Thoughts on management

At the stage that COVID-19 patients are admitted to the hospital with hypoxemia, viral replication is well underway and in addition to giving antiviral medication, optimization of the V/Q mismatch and reduction of cytokine storm remain the major therapeutic goals. Regarding perfusion, avoiding microthrombi and ongoing fibrin deposition is one of the therapeutic strategies. It seems prudent to use thromboprophylaxis in all COVID-19 patients, particularly in those with high D-dimers on admission [59, 66, 74]. Moore et al. recently suggested the use of tissue plasminogen activator (tPA) to treat ARDS in COVID-19 [75]. In addition, tackling the systemic prothrombotic complication using anti-inflammatory medications (such as anti-IL6R tocilizumab or sarilumab, or the anti-IL6 antibody siltuximab or complement inhibiting strategies) to prevent macro- and microthrombi represents another potential approach and several trials are currently verifying this hypothesis [54]. Effective hypoxic pulmonary vasoconstriction may be another target to improve the matching of regional perfusion and ventilation in the lung. There is an excessive release of inflammatory mediators that disturbs the balance between nitric oxide (NO), endothelin, and prostanoids in the pulmonary capillaries [76], although inhaled NO has consistently failed to show an improvement in mortality in ARDS [53,54,55, 84]. RAS modulation (e.g. angiotensin receptor blockers, recombinant soluble ACE2, and inhibition of the bradykinin system) may have a potential role in restoring lung perfusion regulation, and trials are ongoing [50,51,52].

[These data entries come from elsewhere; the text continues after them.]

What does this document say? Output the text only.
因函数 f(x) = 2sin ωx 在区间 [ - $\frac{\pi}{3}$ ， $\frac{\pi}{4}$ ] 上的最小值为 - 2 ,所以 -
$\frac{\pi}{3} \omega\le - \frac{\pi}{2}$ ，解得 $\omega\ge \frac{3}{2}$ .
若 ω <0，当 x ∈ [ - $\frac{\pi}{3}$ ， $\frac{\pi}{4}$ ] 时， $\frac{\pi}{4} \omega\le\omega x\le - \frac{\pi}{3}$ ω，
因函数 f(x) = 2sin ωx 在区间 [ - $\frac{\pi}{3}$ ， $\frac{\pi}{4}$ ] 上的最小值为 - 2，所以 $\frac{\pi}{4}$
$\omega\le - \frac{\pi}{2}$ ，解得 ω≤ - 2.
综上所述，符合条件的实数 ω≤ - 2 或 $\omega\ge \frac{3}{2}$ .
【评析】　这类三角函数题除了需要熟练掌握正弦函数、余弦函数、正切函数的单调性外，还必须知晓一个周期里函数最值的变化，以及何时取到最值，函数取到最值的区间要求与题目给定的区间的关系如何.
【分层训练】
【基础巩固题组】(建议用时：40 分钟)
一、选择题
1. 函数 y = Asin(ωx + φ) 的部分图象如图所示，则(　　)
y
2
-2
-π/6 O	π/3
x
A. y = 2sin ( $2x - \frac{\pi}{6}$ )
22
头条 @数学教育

Regarding ventilation, supplemental oxygen is the first step in facilitating oxygenation. In patients with refractory hypoxemic respiratory failure (increasing shunt fraction), timely but not premature intubation and invasive ventilation support may be superior to non-invasive ventilation in boosting transpulmonary pressure, opening collapsed alveoli, improving oxygenation, decreasing oxygen debt, avoiding P-SILI and offering a better chance for the lungs to heal [61, 76, 77]. Considering the critical cases, most patients fulfil the Berlin criteria of ARDS, where lung-protective ventilation, prone ventilation, effective sedation and analgesia, and high positive end-expiratory pressure (PEEP) are key [54, 61, 70, 77]. COVID-19 patients are exquisitely PEEP sensitive [78,79,80]. Tolerance for modest permissive hypercapnia minimizes ventilator-induced lung injury (VILI) [61]. Since prone position recruits the dorsal lung regions and diverts blood flow to these caudal regions, it may have particular importance in COVID-19 when used early and in relatively long sessions [42]. Although further trials are needed to evaluate the impact on disease severity and mortality, several authors confirmed that awake proning can improve oxygenation in COVID-19 [81,82,83].

Conclusion

The remarkable dissociation between profound hypoxemic respiratory failure and a clinically ‘happy’ patient is frequently seen and should prompt physicians and health care workers not only to rely on the patient’s apparent wellbeing but closely monitor respiratory rate, signs of hyperventilation, oxygen saturation and invasive measurements of hypoxemia/hypocapnia at regular time intervals. Pulse oximetry should be interpreted with caution, because left-sided shifting of the oxyhemoglobin dissociation curve. The arterial hypoxemia is induced by intrapulmonary shunting, dysregulated hypoxic pulmonary vasoconstriction, impaired lung diffusion, and formation of intravascular microthrombi. As in the first days of the disease, the lung mechanics are well-preserved and there is no increased airway resistance or dead space ventilation. The respiratory center thus does not sense an uncomfortable sensation of breathing. However, sudden and rapid respiratory decompensation may occur, and tachypnea and hyperpnea might be the most important clinical warning signs of impending respiratory failure in COVID-19 patients.